LEÓNIDAS, UN LEÓN AMENGUADO




Ser león implica muchas responsabilidades. Debe vivir su vida en una manada, luchar por ser el líder de su prole. Ocupar un lugar preponderante en la escala social de la pirámide selvática. Tener siempre que realizar nuevos desafíos para permanecer en la cresta de la ola. No quedarse dormido aún dormido. Porque ser un monarca implica estar siempre despierto y alerta para mantenerse en el  primer puesto.
Leónidas era un rey león, todos le tenían un gran respeto, su hermosa melena dorada era la envidia de los farandulescos chimentos; y las hembras morían por posar sus ojos amarillentos en su pelaje brillante como el sol.  Además de tener una contextura deportiva y un peso acorde para soportar el compromiso de las responsabilidades latentes. El felino prestigioso tenía una capacidad mental a fin de no tener que usar la fuerza para lograr tal o cual objetivo. Él usaba su intelecto, su astucia, su tino.

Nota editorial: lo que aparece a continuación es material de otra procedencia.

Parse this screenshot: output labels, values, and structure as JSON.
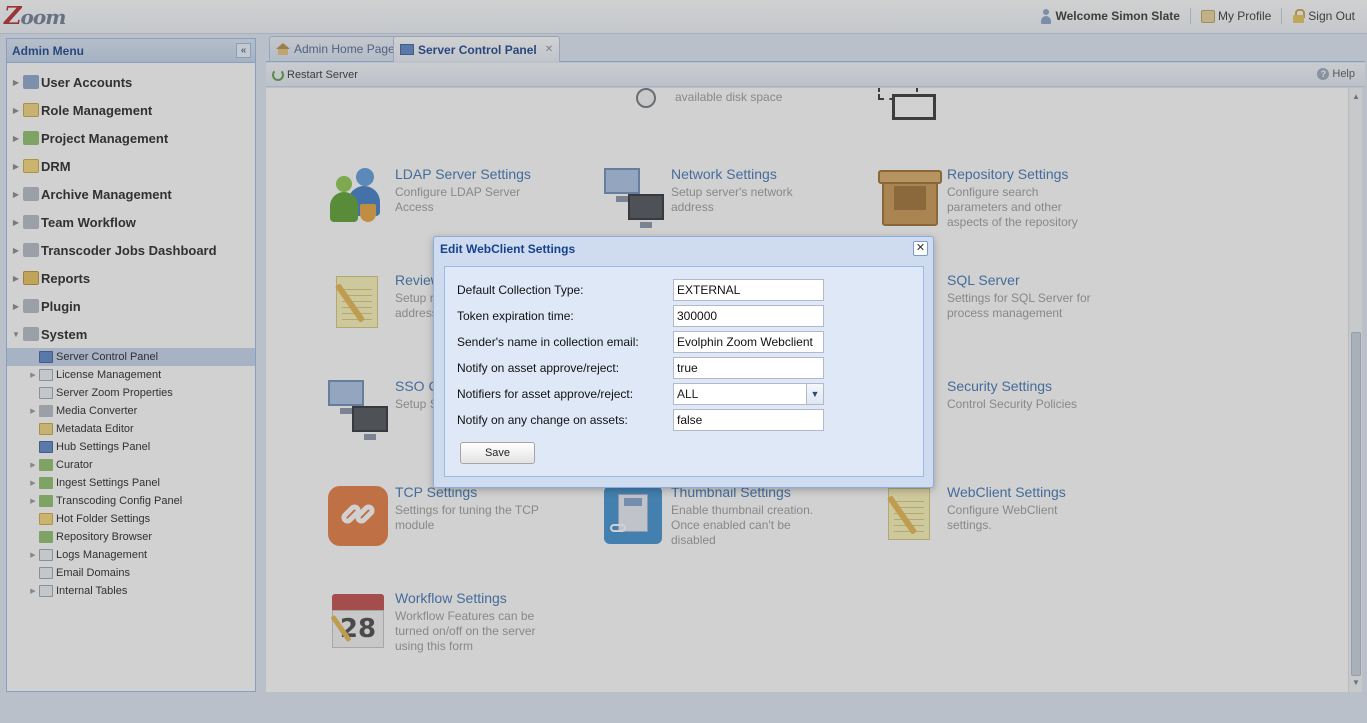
{
  "app": {
    "logo": "Zoom",
    "welcome": "Welcome Simon Slate",
    "my_profile": "My Profile",
    "sign_out": "Sign Out"
  },
  "admin_menu": {
    "title": "Admin Menu",
    "items": [
      {
        "label": "User Accounts"
      },
      {
        "label": "Role Management"
      },
      {
        "label": "Project Management"
      },
      {
        "label": "DRM"
      },
      {
        "label": "Archive Management"
      },
      {
        "label": "Team Workflow"
      },
      {
        "label": "Transcoder Jobs Dashboard"
      },
      {
        "label": "Reports"
      },
      {
        "label": "Plugin"
      },
      {
        "label": "System"
      }
    ],
    "system_children": [
      {
        "label": "Server Control Panel"
      },
      {
        "label": "License Management"
      },
      {
        "label": "Server Zoom Properties"
      },
      {
        "label": "Media Converter"
      },
      {
        "label": "Metadata Editor"
      },
      {
        "label": "Hub Settings Panel"
      },
      {
        "label": "Curator"
      },
      {
        "label": "Ingest Settings Panel"
      },
      {
        "label": "Transcoding Config Panel"
      },
      {
        "label": "Hot Folder Settings"
      },
      {
        "label": "Repository Browser"
      },
      {
        "label": "Logs Management"
      },
      {
        "label": "Email Domains"
      },
      {
        "label": "Internal Tables"
      }
    ]
  },
  "tabs": [
    {
      "label": "Admin Home Page"
    },
    {
      "label": "Server Control Panel"
    }
  ],
  "toolbar": {
    "restart": "Restart Server",
    "help": "Help"
  },
  "grid": {
    "disk_desc": "available disk space",
    "items": [
      {
        "title": "LDAP Server Settings",
        "desc": "Configure LDAP Server Access"
      },
      {
        "title": "Network Settings",
        "desc": "Setup server's network address"
      },
      {
        "title": "Repository Settings",
        "desc": "Configure search parameters and other aspects of the repository"
      },
      {
        "title": "Review",
        "desc": "Setup r address"
      },
      {
        "title": "SQL Server",
        "desc": "Settings for SQL Server for process management"
      },
      {
        "title": "SSO C",
        "desc": "Setup S"
      },
      {
        "title": "Security Settings",
        "desc": "Control Security Policies"
      },
      {
        "title": "TCP Settings",
        "desc": "Settings for tuning the TCP module"
      },
      {
        "title": "Thumbnail Settings",
        "desc": "Enable thumbnail creation. Once enabled can't be disabled"
      },
      {
        "title": "WebClient Settings",
        "desc": "Configure WebClient settings."
      },
      {
        "title": "Workflow Settings",
        "desc": "Workflow Features can be turned on/off on the server using this form"
      }
    ],
    "calendar_day": "28"
  },
  "modal": {
    "title": "Edit WebClient Settings",
    "fields": [
      {
        "label": "Default Collection Type:",
        "value": "EXTERNAL"
      },
      {
        "label": "Token expiration time:",
        "value": "300000"
      },
      {
        "label": "Sender's name in collection email:",
        "value": "Evolphin Zoom Webclient"
      },
      {
        "label": "Notify on asset approve/reject:",
        "value": "true"
      },
      {
        "label": "Notifiers for asset approve/reject:",
        "value": "ALL"
      },
      {
        "label": "Notify on any change on assets:",
        "value": "false"
      }
    ],
    "save": "Save"
  }
}
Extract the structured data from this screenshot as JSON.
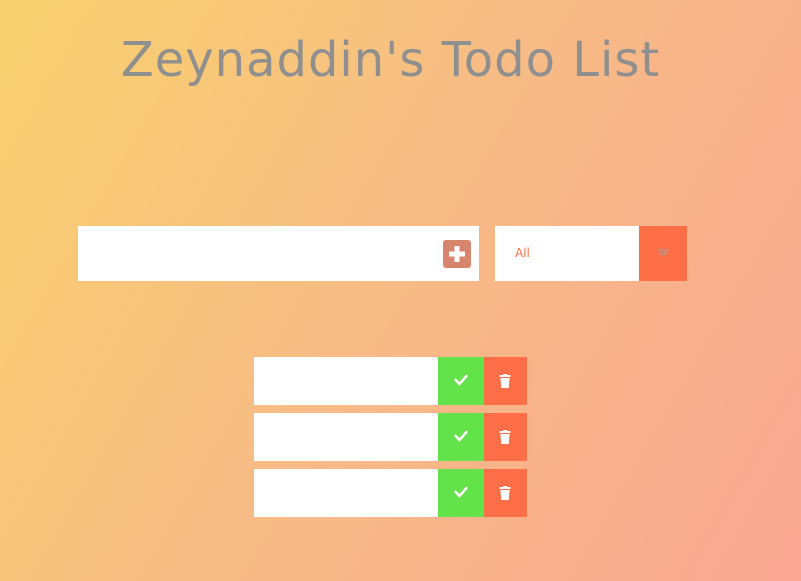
{
  "header": {
    "title": "Zeynaddin's Todo List"
  },
  "add_form": {
    "input_value": "",
    "input_placeholder": "",
    "add_icon": "plus-square-icon"
  },
  "filter": {
    "selected": "All",
    "arrow_icon": "chevron-down-icon"
  },
  "todos": [
    {
      "text": "",
      "complete_icon": "check-icon",
      "delete_icon": "trash-icon"
    },
    {
      "text": "",
      "complete_icon": "check-icon",
      "delete_icon": "trash-icon"
    },
    {
      "text": "",
      "complete_icon": "check-icon",
      "delete_icon": "trash-icon"
    }
  ],
  "colors": {
    "accent": "#ff6f47",
    "complete": "#62e349",
    "add_button": "#d8856d",
    "title": "#8f8f8f"
  }
}
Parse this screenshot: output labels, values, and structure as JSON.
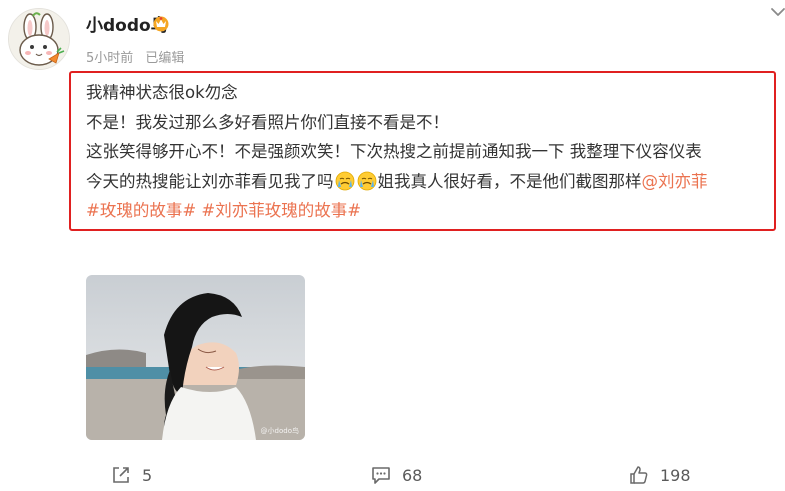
{
  "user": {
    "name": "小dodo鸟",
    "time": "5小时前",
    "edited": "已编辑"
  },
  "post": {
    "line1": "我精神状态很ok勿念",
    "line2": "不是！我发过那么多好看照片你们直接不看是不！",
    "line3": "这张笑得够开心不！不是强颜欢笑！下次热搜之前提前通知我一下 我整理下仪容仪表",
    "line4a": "今天的热搜能让刘亦菲看见我了吗",
    "line4b": "姐我真人很好看，不是他们截图那样",
    "mention": "@刘亦菲",
    "tag1": "#玫瑰的故事#",
    "tag2": "#刘亦菲玫瑰的故事#"
  },
  "photo": {
    "watermark": "@小dodo鸟"
  },
  "actions": {
    "share_count": "5",
    "comment_count": "68",
    "like_count": "198"
  },
  "colors": {
    "accent": "#eb7350",
    "highlight_border": "#e02020",
    "vip_badge": "#f5a623"
  },
  "icons": {
    "avatar": "rabbit-avatar",
    "vip": "vip-crown-icon",
    "menu": "chevron-down-icon",
    "emoji": "crying-face-emoji",
    "share": "share-icon",
    "comment": "comment-icon",
    "like": "thumbs-up-icon"
  }
}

Fue así que poco a poco logró además de ser temido, ser respetado. Su opinión era la más apreciada. Era confiable, límpido, sagaz. De corazón noble. Pero gallito de riña si alguien atinaba a provocarlo. Y si tenía que engullir su dentadura en la carne de un rival no le temblaba el pulso ni las garras. Solo con rugir su voz de vez en vez, sus 200 km de territorio bajaban los decibeles en pos de su respeto.
Leónidas se apoyaba mucho en las leonas de su manada, en especial de su compañera de vida, una gran cazadora de mirada cautiva, que siempre se mantuvo fiel al lado de su señor. Cubriéndole las espaldas para que viva una vida tranquila. Se sabe que los leones pasan el día durmiendo  o descansando, y su actividad ocurre por la noche. En las pocas horas activo él armaba arduas partidas con ajedrecistas feroces donde se disputaba la vida en cada jugada.




Leónidas tenía altibajos que trataba de opacar, la vida le había propinado varios reveces que le fueron muy cuesta arriba remontarlos. Varios “jaque mate” en su haber. Le quitaron las fuerzas, las ganas y ambas a la vez. Y ya no dormía porque era propio de un león bravío hacerlo. Dormía para soñar con cosas inalcanzables. Dormía para pensar en fracasos inconcretables. Dormía para olvidar penas y decepciones. Dormía y no quería despertar siquiera de noche para realizar su rutina diaria. No tenía voluntad ni metas a futuro, ya no podía hacerlo siquiera por su manada. Esa prole que esperaba una reacción. Una palabra de su líder. Sin él las cosas no funcionaban, aunque sí  seguían funcionando. Sin su brillo todo parecía opacarse.
Un día, apareció una luz encandiladora, que lo segó y a la vez le aclaró sus pensamientos. Lo puso nuevamente en eje. Le hizo ver que había una vida esperándolo a él y solo a él. Que no era reemplazable. Que era el rey. Y que como rey, no podía darse el gusto de deprimirse y abandonarlo todo.
Fue así que de la noche al amanecer, tomó el toro por las astas. Volvió al ruedo, se sacó la almohada de la cabeza amenguada y se puso otra vez la corona que sólo le calzaba a él.